Turquoise eyes? I’ll lose my senses! Freak of nature? Contact lenses! Such long lashes! How they coil! Lash extensions? Castor oil? Check these ballet legs, what killers! Have they been enhanced by fillers? And that rump! Just too delicious? Bootyliciously suspicious?
Don’t put lipstick on your camel
or resort to nail enamel,
hormones, silicone or stretching
to make stiffened limbs more fetching.
Only fools dream they’ll outfox
wily experts with Botox.
They are rarely ever stumped. Kiss of death! Were those lips plumped?

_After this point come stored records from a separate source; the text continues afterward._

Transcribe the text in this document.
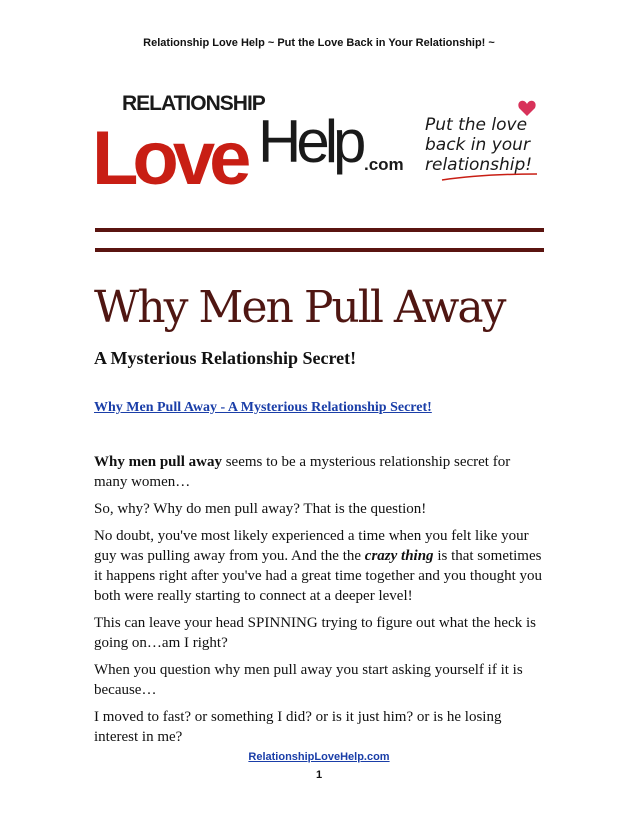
Relationship Love Help ~ Put the Love Back in Your Relationship! ~
RELATIONSHIP
Love Help .com
Put the love
back in your
relationship!
Why Men Pull Away
A Mysterious Relationship Secret!
Why Men Pull Away - A Mysterious Relationship Secret!

Why men pull away seems to be a mysterious relationship secret for many women…

So, why? Why do men pull away? That is the question!

No doubt, you've most likely experienced a time when you felt like your guy was pulling away from you. And the the crazy thing is that sometimes it happens right after you've had a great time together and you thought you both were really starting to connect at a deeper level!

This can leave your head SPINNING trying to figure out what the heck is going on…am I right?

When you question why men pull away you start asking yourself if it is because…

I moved to fast? or something I did? or is it just him? or is he losing interest in me?

RelationshipLoveHelp.com
1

“Better.com CEO apologizes after laying off 900 employees via Zoom call” —Reuters
The “better” way is really “best”
When market movements say divest:
Don’t sit (so awkward!) in a room
With stiffs recruited in a boom—
Just disconnect their link to Zoom.
(A dot-com CEO is wise,
Pro forma, to apologize.)
“The army will be awarding Purple Hearts to 39 soldiers who were injured in January of 2020 when Iran struck their airbase in Iraq. … Injured soldiers told CBS that they were pressured to downplay the extent of their injuries as to not undercut public comments that former President Trump had made about the incident. Trump had described the injuries as ‘not very serious.'” —The Hill
The Purple Hearts
Were from the start
Well-earned in the attack,
But for his part
The Knave of Hearts
Gave no award for that.
He called wounds ruses
And bumps and bruises
And said all kinds of crap,
But this same knave
Found rioters brave,
So he can shut his trap.
“Usage of the medication sildenafil—better known to most as the brand-name drug Viagra— is associated with dramatically reduced incidence of Alzheimer’s disease, new research suggests.” —ScienceAlert.com
The drug that fosters your erection
May also offer you protection
Against dementia. Anti-droopy
Pills seem likewise anti-loopy.
Take a dose, get hard in bed,
And ward off softness in the head.
“Starbucks workers in Buffalo won a pathbreaking bid to form a union after votes were counted on Thursday, part of a wave of labor activism sweeping the country in the wake of the pandemic.” —The Washington Post
So they’re part of the union, and I have a dream
That these silently suffering staff,
On receiving an order for a venti salted caramel mocha frappucino with five pumps of frap roast, four pumps of caramel sauce, four pumps of caramel syrup, three pumps of mocha, three pumps of toffee nut syrup, double blended with extra whipped cream,
Will at last be permitted to laugh.
“British Airways looks to recycled cooking oil fuel to cut jet emissions” —The Guardian
Attention folks, this is your captain speaking:
I know a few of you might have concerns
About the smell you think is oil leaking;
Don’t worry, folks, that’s just the way it burns.
We’ll make the friendly skies a whole lot greener;
We’re trying to do a whole new kind of thing
By finding fuels that drive our engines cleaner
At Wendy’s, Waffle House, and Burger King.